Written and directed by Becca Roth Yeah, Love follows Emily (with two m’s) on her journey from teen infatuation to teen romance. The film is a delightful look at a young girl discovering much about herself and her place in life.
Emily (Crystal Franceschini) has a crush on an older student. The girl’s name is Milo (Paton Ashbrook) and she is being chased by a lacrosse player and his two pals. Emily lives with her dad (Timothy J. Cox) and she is a shy girl who worships Milo from afar.
The path to true love is not necessarily easy, despite a promising start. Franceschini provides narration for the film which allows us to hear her thoughts. The teen worries that she is being obsessive about Milo and goes to see a school counselor.
Emily’s visit is, perhaps, the funniest bit of the film. She tells the woman she thinks she may be gay. “But you’re dressed like a cupcake,” exclaims the school official. A woman who clutches a hand puppet in her left hand. She and the puppet urge Emily to hold out for a boyfriend.
As amusing as that sequence is, it also points out a problem with the school system. The counselor’s refusal to recognize that Emily is gay is almost more disturbing than amusing.

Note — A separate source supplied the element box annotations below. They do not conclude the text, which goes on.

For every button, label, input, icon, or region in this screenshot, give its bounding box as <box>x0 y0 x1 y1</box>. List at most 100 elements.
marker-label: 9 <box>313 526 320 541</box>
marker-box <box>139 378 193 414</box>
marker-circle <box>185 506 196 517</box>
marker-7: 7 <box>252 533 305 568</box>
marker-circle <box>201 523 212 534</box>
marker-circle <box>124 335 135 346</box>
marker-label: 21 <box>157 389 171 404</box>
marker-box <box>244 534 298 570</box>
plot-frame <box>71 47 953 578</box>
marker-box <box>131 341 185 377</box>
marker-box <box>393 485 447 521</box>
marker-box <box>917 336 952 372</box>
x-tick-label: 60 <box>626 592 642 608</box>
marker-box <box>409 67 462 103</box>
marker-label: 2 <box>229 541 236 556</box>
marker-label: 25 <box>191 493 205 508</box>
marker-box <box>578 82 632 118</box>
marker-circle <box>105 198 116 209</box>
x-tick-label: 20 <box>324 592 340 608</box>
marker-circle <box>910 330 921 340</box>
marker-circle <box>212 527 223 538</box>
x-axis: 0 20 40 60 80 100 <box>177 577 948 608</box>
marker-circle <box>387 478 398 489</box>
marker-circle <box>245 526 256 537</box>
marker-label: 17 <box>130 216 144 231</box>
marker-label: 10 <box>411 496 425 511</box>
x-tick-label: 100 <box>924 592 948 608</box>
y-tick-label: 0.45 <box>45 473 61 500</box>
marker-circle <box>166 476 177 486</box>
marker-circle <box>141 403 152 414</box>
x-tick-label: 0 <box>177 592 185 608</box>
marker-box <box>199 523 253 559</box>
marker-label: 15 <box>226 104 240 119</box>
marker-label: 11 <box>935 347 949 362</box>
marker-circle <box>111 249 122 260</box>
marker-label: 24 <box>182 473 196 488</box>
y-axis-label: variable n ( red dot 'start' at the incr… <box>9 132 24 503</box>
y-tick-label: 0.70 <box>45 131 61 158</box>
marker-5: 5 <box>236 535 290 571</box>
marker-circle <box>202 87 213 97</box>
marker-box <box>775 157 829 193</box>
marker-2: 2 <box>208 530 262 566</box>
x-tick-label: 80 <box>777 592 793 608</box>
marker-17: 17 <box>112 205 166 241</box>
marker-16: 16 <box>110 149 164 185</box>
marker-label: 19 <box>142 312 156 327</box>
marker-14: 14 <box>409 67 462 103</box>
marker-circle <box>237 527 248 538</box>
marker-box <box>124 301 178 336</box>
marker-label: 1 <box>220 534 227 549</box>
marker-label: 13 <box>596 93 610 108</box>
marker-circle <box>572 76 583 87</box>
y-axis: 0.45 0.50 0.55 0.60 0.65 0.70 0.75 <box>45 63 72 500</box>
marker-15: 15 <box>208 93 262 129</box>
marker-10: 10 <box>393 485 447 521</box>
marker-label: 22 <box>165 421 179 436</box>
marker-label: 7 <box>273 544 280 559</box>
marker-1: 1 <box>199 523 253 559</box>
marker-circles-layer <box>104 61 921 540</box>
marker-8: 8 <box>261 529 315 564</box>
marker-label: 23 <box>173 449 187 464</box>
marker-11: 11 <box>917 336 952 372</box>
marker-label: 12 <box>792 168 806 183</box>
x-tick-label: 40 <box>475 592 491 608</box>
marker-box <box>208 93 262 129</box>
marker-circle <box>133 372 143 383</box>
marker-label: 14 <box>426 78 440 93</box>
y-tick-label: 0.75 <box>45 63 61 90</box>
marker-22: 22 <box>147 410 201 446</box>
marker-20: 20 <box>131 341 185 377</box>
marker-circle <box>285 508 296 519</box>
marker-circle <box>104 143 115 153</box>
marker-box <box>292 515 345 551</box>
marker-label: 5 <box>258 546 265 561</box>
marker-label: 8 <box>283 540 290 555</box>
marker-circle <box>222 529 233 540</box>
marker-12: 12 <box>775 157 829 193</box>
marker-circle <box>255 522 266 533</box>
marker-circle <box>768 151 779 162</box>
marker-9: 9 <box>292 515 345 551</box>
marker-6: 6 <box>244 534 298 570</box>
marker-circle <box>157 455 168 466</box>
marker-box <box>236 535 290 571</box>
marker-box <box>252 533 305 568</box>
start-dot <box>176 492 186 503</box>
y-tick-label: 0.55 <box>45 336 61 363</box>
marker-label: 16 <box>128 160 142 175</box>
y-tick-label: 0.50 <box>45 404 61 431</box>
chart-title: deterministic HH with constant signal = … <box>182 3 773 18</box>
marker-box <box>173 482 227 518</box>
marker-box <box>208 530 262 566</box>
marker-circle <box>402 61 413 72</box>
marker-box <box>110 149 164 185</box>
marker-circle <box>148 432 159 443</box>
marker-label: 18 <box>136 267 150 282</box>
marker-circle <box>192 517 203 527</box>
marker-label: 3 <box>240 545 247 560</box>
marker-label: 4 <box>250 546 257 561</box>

Overall the film is a cute look at teen love and one girl discovering who she really is. Franceschini is effective as the infatuated teen. Ashbrook, despite being less fleshed out as a character, is believable as the girl that Emily falls for.
On a sidenote, Ashbrook is the daughter of Lorenzo Lamas. She has a minimum of lines, but, it is plain to see she is a chip off the old block.
Roth does a good job on editing the picture and shares cinematography and boom mike duties with Aaron Fisher. Which brings up the one complaint about the film; the sound. In the external scenes where Emily and Milo talk in the park, the sound is uneven and somewhat mismatched. The problem may have been a lack of layering but it was distracting.
Regardless of the sound issue, the film fully classifies as a “feel good” movie. We get behind Emily in her search for love. Timothy J. Cox manages to convince as the “Mid-LIfe” crisis dad who knows when a hug is needed.
Yeah, Love was Roth’s first effort as a writer and director. The film shows a deft touch and impressive confidence that signifies that she is one to watch. A 3.5 star film that entertains solidly.